The Birds Sound Different in England
I woke up
today to complete silence. Later, when I
sat near the window I heard the sweet twitter of birds, faint, polite,
cute. Quite a difference from the loud
caw-cawing of the crows that came to perch on the AC right outside our bedroom
window in Karachi and wouldn’t stop their yelling for several long painful
minutes.
We’re in
Nottingham now – currently moving from one AirBnb to another, nomads wearing
the same pair of jeans for the last eight days, realizing how useful a washing
machine can be and wondering if we will ever be able to wear sandals or
open-toe shoes again.
From the
comforts of life in Pakistan to the start of a brand new story in England.
When did time
slip off its clunky wooden shoes and replace them with silver roller blades? Sometimes
it feels like if we’re always chasing after time, our arms outstretched but our
eyes glued to our TV screens or phones or laptops, making it difficult to catch
up.
And I bet Time
rolls her eyes, muttering, you know all
you have to do is stop – take a seat
and let go of your stupid battery-operated devices – I’ll come sit right next
to you and we can have a chat.
I think some
of the longest days (in a good way) I’ve had are ones I which I do two things –
get up before 8 am, and stay away from phones and TVs and computers.
We’re at a
peculiar junction in life (I think I may have been here since I graduated from
college). There is an uneasy fear of
permanence – if you add the word ‘forever’ next to anything, even things you
like, it becomes too heavy to hold, makes you bend over like a heavy dumbbell,
dragging you down.
Because we are cursed with our knowledge and belief in life’s potential, we find it hard to be content. As soon as a moment begins, we wonder about the opportunity costs attached to it. What if, what next …
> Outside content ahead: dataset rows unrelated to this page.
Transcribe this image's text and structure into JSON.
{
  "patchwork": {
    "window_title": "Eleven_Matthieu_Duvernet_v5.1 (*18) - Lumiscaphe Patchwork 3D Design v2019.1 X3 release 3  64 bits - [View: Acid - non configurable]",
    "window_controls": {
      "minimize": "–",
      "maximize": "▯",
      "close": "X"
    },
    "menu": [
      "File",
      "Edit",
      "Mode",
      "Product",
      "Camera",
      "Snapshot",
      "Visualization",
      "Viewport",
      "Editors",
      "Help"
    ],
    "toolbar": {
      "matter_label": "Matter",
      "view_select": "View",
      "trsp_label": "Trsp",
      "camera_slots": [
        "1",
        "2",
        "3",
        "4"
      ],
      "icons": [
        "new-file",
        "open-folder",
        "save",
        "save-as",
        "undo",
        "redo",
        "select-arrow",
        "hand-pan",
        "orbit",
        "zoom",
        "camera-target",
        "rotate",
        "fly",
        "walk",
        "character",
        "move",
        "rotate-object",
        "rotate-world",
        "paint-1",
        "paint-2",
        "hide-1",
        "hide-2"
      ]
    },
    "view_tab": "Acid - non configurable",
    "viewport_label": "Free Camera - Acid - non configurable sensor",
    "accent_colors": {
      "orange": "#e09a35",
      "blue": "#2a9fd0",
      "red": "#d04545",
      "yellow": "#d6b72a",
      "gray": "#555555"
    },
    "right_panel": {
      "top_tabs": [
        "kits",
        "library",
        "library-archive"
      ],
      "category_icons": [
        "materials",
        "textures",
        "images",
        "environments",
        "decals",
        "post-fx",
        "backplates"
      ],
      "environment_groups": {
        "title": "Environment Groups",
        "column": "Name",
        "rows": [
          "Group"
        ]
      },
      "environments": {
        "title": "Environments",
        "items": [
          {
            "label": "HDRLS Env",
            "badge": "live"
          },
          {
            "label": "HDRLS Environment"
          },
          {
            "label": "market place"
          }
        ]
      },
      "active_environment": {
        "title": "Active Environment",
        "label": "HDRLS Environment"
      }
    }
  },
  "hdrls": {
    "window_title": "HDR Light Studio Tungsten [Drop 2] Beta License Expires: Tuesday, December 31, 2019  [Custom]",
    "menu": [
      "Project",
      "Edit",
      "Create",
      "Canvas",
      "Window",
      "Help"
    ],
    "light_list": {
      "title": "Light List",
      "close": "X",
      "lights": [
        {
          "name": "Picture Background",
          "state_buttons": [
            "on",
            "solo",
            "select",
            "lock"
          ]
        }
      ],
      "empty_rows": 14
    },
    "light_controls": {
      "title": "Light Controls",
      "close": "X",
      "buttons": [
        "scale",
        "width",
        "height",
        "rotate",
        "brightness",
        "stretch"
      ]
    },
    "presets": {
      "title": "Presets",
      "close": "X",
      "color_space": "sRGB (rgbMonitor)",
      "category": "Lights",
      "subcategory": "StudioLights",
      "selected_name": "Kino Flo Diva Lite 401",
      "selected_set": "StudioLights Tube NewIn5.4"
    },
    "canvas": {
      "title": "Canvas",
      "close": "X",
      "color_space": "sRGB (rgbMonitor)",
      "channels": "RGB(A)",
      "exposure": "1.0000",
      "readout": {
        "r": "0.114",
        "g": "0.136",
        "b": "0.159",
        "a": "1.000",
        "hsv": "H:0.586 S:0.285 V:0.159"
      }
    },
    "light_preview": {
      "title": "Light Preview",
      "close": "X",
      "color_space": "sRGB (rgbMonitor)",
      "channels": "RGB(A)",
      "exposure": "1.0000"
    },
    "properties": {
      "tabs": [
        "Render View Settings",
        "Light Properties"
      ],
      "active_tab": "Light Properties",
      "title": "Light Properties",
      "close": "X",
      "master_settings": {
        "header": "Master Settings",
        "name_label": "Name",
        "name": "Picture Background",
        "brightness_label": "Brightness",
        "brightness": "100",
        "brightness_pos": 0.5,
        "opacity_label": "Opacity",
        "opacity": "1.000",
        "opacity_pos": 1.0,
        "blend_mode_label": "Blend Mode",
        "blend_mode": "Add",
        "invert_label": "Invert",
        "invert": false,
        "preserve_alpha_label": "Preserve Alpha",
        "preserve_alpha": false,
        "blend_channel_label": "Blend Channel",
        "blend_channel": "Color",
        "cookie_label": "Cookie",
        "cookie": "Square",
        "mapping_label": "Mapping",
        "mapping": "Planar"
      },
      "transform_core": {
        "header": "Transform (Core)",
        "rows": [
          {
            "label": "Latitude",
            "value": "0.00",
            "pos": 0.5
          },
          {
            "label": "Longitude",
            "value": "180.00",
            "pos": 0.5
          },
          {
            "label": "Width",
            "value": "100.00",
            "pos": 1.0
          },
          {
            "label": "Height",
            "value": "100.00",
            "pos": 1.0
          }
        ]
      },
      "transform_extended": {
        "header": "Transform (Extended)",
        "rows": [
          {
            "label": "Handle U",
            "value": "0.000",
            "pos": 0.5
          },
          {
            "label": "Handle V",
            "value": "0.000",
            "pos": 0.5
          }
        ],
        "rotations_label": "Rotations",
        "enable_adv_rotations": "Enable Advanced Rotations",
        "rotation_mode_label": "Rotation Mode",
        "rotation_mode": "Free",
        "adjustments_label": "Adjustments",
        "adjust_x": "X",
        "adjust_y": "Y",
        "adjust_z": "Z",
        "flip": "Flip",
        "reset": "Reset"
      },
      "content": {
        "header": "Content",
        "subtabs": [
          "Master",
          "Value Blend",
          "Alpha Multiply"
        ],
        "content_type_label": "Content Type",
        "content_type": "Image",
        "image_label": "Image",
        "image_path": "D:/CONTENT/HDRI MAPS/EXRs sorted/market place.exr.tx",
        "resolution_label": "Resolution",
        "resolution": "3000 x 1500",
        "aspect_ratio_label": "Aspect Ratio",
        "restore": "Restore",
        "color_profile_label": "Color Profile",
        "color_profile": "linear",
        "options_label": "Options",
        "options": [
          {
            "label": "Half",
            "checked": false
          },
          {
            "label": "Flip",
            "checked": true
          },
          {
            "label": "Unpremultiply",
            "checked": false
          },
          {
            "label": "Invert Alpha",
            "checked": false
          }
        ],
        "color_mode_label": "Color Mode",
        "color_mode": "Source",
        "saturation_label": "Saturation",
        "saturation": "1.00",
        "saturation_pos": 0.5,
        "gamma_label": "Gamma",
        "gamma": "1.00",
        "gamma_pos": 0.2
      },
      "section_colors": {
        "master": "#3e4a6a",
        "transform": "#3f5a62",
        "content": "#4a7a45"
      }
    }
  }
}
Because we are cursed with our knowledge and belief in life’s potential, we find it hard to be content. As soon as a moment begins, we wonder about the opportunity costs attached to it. What if, what next …
The idea of
stability is boring. Routine can get
tedious, tiresome, it glues days together into an unidentifiable
undistinguishable stack of newspapers nobody ever reads and that continues to
pile up lonely and dusty in a corner.
And so we look for ways to break it – a trip somewhere, a change of jobs
or maybe a decision to get back to books after several years.
The idea of
change is exciting – but (of course there is a but) it is also scary. And after Fahad got admitted into University
of Nottingham on a scholarship and we decided that’s where we were going next,
we didn’t spend too much time pondering over all the changes that would come
with it. And there is the flip side of
the coin – when you wonder why you suddenly hammered the tracks you were on
(the nice, smooth, boring tracks) and derailed yourself.
We’re at that
peculiar stage of life, 30 or uncomfortably close to 30, when it is a constant
battle between comfort and adventure, the fear of the unknown versus the fear
of the steady and the too-familiar, deciding whether we want to live in the
same mould because the edges are worn and soft now or climb out and dig a new
pathway, which might cut and chafe but it might be full of newness – new fears,
new joys, new adventures, new possibilities.
We’re too old
to be completely nonchalant about big decisions, but I think we’re still young
enough to be hopeful that there is more to discover, to see, to feel and to
experience. And I’m grateful that I
don’t have to do it alone. So yes – there will be cold cloudy days when a spray
of rain hits my face annoyingly wet and cold, there will be waits at the bus
stop for the wrong bus and getting lost and turning one-hour journeys to the
market into two-hour ones because we wrote ‘Nottingham Street’ instead of
‘Nottingham Road’, there will be cutting too many onions and living sparsely in
a tiny little flat because everything is expensive and even if we find a cheap
deal on a side-table, how do we lug it to our house?
But I think
there will also be sunny days when the gold rays make little rainbows on our
eyelashes, hot coffee and baked beans on toast, beautiful green hills rolling
down to neighborhoods of little red houses, walks on cobbled streets and kind
bus drivers who give us concessions on tickets.